未来の伴侶となる人が表れ、特に喧嘩もせずに過ごし、将来への不安を打ち消せるだけの具体的な話し合いもできている。
だけれど、そうした「希望を持てる未来」が得られた側の言葉は、時に誰かを傷つける。たとえ親友であっても。
私には、「一人で生きていこう」という覚悟を固めている友人が多い。
それだけ、己の意志と欲求に正直で、それを貫けるだけの力を得られるような強い人が好きだからだ。
私もかつてはそうだった。そしてそこから外れるとは思わなかった。
自由に飛ぶ鳥を見て幸せになれるような人が、その鳥の支えになりたいから、とプロポーズしてきた。
だから私がその人と結婚したとしても、結局求めるものは婚前とあまりかわらない、はず。
実際にできること(子供を得るとか家庭を得るとか)は増えるけど。
だけど、その「将来の伴侶となる人」が存在している状態は、私のいる場所では、あまりに攻撃力が強い。
私が大切にしたい友人たちが、選ばなかったものを、私は手に入れようとしている。
私は彼女たちに何度も「それはあなた達と分かち合いたいものなんだ」と語っても、笑って流されてしまう。
もし私達の関係を受け入れられるなら、あなたも私達の家族になろうと誘うけど、まじめに取り合ってはもらえない。
「そうじゃない、そうじゃない」と、思う。私は自分が猛毒を放つ生き物になったかのように感じる。
「一人で生きる」覚悟を決めた人を傷つけてしまうなら、と、長年交際を続けている年上のひとに話そうと決めた。

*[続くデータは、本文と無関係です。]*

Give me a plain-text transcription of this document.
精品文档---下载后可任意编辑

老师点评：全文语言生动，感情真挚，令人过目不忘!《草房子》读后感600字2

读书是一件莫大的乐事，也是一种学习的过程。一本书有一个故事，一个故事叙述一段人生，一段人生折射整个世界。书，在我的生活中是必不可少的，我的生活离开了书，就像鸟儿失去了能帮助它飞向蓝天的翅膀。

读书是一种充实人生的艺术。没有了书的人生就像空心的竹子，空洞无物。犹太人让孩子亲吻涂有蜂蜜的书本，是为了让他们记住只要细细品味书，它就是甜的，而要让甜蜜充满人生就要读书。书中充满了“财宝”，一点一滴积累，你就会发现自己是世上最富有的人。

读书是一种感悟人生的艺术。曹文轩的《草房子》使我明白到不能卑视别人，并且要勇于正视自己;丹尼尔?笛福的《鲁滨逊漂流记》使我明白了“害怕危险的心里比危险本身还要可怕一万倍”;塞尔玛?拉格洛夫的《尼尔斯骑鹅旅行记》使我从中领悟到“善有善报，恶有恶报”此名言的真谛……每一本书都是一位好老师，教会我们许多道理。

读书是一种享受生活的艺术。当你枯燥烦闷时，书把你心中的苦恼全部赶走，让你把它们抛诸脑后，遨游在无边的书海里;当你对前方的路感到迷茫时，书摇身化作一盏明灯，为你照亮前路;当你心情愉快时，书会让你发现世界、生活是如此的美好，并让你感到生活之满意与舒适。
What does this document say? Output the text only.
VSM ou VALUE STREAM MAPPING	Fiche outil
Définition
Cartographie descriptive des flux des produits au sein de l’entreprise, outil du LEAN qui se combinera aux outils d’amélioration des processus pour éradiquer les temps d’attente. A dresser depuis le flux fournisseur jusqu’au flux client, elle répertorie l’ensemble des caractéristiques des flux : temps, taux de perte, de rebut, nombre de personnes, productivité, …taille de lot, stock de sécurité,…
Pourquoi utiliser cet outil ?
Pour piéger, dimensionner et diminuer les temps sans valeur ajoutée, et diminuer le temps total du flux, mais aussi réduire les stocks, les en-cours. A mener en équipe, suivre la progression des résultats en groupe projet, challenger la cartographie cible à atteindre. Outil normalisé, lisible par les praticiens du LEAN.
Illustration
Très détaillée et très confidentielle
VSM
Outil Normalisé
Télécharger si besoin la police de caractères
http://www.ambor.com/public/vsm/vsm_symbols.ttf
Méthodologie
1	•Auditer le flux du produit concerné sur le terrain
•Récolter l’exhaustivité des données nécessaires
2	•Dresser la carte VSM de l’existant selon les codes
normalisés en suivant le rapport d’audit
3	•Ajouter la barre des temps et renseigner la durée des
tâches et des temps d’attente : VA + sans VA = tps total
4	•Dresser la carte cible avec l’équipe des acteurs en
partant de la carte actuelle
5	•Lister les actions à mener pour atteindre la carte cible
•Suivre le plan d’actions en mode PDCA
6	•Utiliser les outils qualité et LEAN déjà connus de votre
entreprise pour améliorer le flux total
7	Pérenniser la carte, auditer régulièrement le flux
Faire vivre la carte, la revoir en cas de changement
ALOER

その人達は結婚も秒読み状態と言われていたから、きっと先輩になってくれるだろうと思った。
だけど蓋を開けてみれば、「何年も付き合っているのに結婚に関してはまじめにとりあってくれない、プロポーズなんかしてくれない」という状況だった。
私はまたしても、私の抱く幸せによって誰かを傷つけた。
その人が求めているものを、私は手にしていた。それを喜々として見せてしまった。
「知らなかった」と弁解はできる。でも、したことは、したことだ。
もう、既婚者に話すしかないんだろうか。
私の所属する場所は、比較的晩婚で、しかも私は所属の中でも年長者で。
もっと上になると.....考え方が古い。
そもそも私のキャラクターの特異さに耐えられる気がしない。
よほど時間をかけて慣らしていった人じゃないと、普通ははねのけられる。
バイで、ポリアモリーで、女が稼いで、夫が専業主夫で、なんなら養子も視野で、なんて話、通じるんだろうかとめまいがする。
私ののろけをのろけと受け止められるだけのリベラルな人たちにとって、私ののろけは猛毒で、
私よりも幸せな状況にある人にとって、私の状況は異様で異常なもので、
どんどん、閉鎖的になっていく。